Schrems II: what does this mean in practice?

In the flurry of (my) excitement after the Schrems II judgement I got to thinking, isn’t this what we have been saying all along? Anyone who knows me, or who has attended one of my training sessions knows that I usually start with “compliance is not just about doing the right thing, but showing you are doing the right thing”. This is exactly what the judgement is asking us to do now.

The Privacy Shield has been invalidated – mainly because the access is not “necessary” and “Proportional”  and EU data subjects lack actionable remedy.

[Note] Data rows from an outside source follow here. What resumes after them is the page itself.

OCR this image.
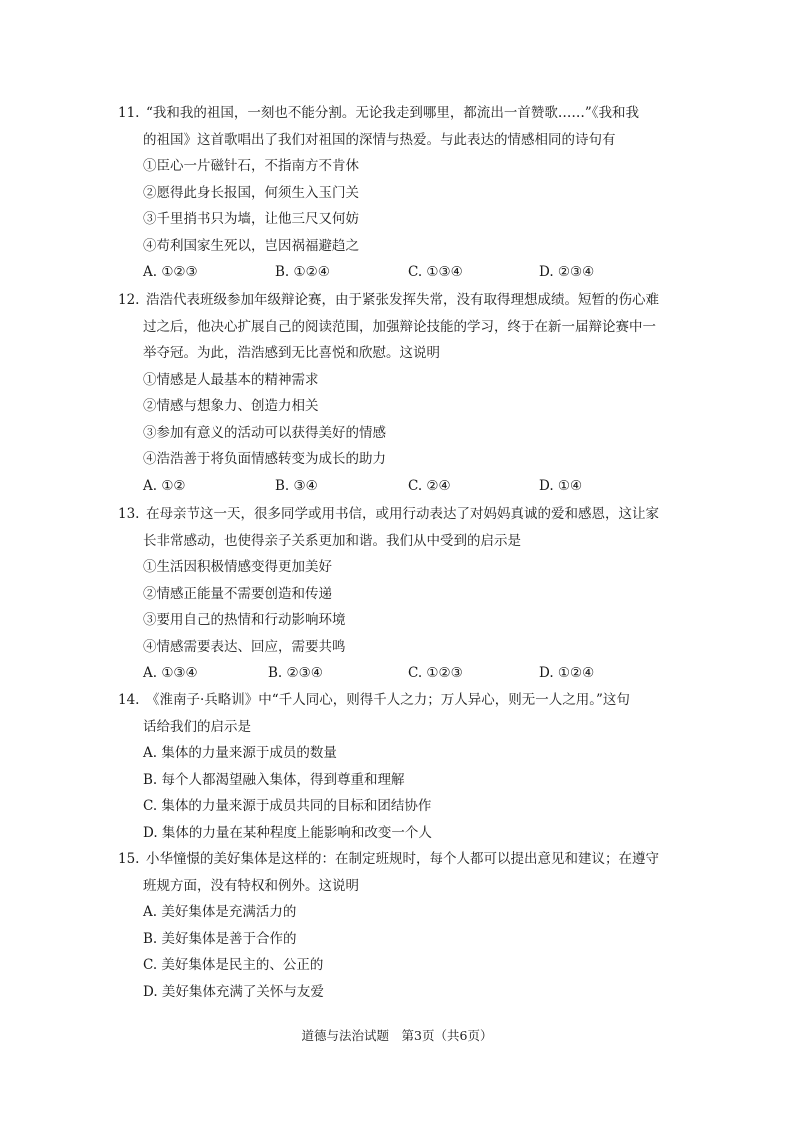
11. “我和我的祖国，一刻也不能分割。无论我走到哪里，都流出一首赞歌……”《我和我
的祖国》这首歌唱出了我们对祖国的深情与热爱。与此表达的情感相同的诗句有
①臣心一片磁针石，不指南方不肯休
②愿得此身长报国，何须生入玉门关
③千里捎书只为墙，让他三尺又何妨
④苟利国家生死以，岂因祸福避趋之
A. ①②③	B. ①②④	C. ①③④	D. ②③④
12. 浩浩代表班级参加年级辩论赛，由于紧张发挥失常，没有取得理想成绩。短暂的伤心难
过之后，他决心扩展自己的阅读范围，加强辩论技能的学习，终于在新一届辩论赛中一
举夺冠。为此，浩浩感到无比喜悦和欣慰。这说明
①情感是人最基本的精神需求
②情感与想象力、创造力相关
③参加有意义的活动可以获得美好的情感
④浩浩善于将负面情感转变为成长的助力
A. ①②	B. ③④	C. ②④	D. ①④
13. 在母亲节这一天，很多同学或用书信，或用行动表达了对妈妈真诚的爱和感恩，这让家
长非常感动，也使得亲子关系更加和谐。我们从中受到的启示是
①生活因积极情感变得更加美好
②情感正能量不需要创造和传递
③要用自己的热情和行动影响环境
④情感需要表达、回应，需要共鸣
A. ①③④	B. ②③④	C. ①②③	D. ①②④
14. 《淮南子·兵略训》中“千人同心，则得千人之力；万人异心，则无一人之用。”这句
话给我们的启示是
A. 集体的力量来源于成员的数量
B. 每个人都渴望融入集体，得到尊重和理解
C. 集体的力量来源于成员共同的目标和团结协作
D. 集体的力量在某种程度上能影响和改变一个人
15. 小华憧憬的美好集体是这样的：在制定班规时，每个人都可以提出意见和建议；在遵守
班规方面，没有特权和例外。这说明
A. 美好集体是充满活力的
B. 美好集体是善于合作的
C. 美好集体是民主的、公正的
D. 美好集体充满了关怀与友爱
道德与法治试题　第3页（共6页）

So in practice, companies will need to look for an alternative legal basis to enable transfers under GDPR. There are options of consent or other derogations, but the only practicable way of making transfers valid is by Standard Contractual Clauses  (“SCC”) . These clauses remain valid, albeit with some questions raised.  

Companies will now have to do proper 3rd party due diligence and develop actionable protections for data transfer, either through existing recipient country laws, or through their own contractual measures  – or a mix. So what does “appropriate due diligence” mean in practice? It could mean creating a checklist to understand clearly to which third country the data is being transferred; collecting best practices in relation to the laws of well known “importers”; what security measures can be taken to further protect the data?

In reality, these SCCs were almost “too good to be true”. Some practitioners had developed a bad habit of “throwing” them into a contract, and never looking back. It is of great benefit to the privacy community to see that SCC are upheld. I reinforce the message that companies should understand fully (if they do not already) what EU safeguards require,  do a case-by-case due diligence to see if the foreign government (not only US) protections regarding access to data meets the EU standards and if this is not the case, put in place additional safeguards.

This is exciting for privacy lawyers like me, as we get the opportunity to reinforce our collaborative efforts with our infosec colleagues. This development brings us closer together in determining what the landscape looks like, what is required and how we make it happen. We can now come to the table together and determine how to do these transfers safely, relying on our infosec colleagues for expertise and our legal colleagues to get it airtight in the contract. Then both functions work together to raise awareness in the organisation.

Companies will have to start looking outwards to see if their industry is one that is regulated or targeted and what is the “likelihood” of an interference. This means good things for data subjects as there will be a natural effort to reduce the amount of data transferred to reduce risk – thereby strengthening the minimisation and necessity / purpose principles.

Recipients will have to ensure that they really do have a solid plan in place for end of life – of the contract and of the data within it. We will likely see more complex rolling retention periods established in order to reduce the amount of data held by 3rd parties and thereby reducing risk (of breach and of government interference)

I’m confident the guidance from the Irish Data Protection Commission will contain these principles and I will continue to monitor the developments and report regularly on practical steps companies can take.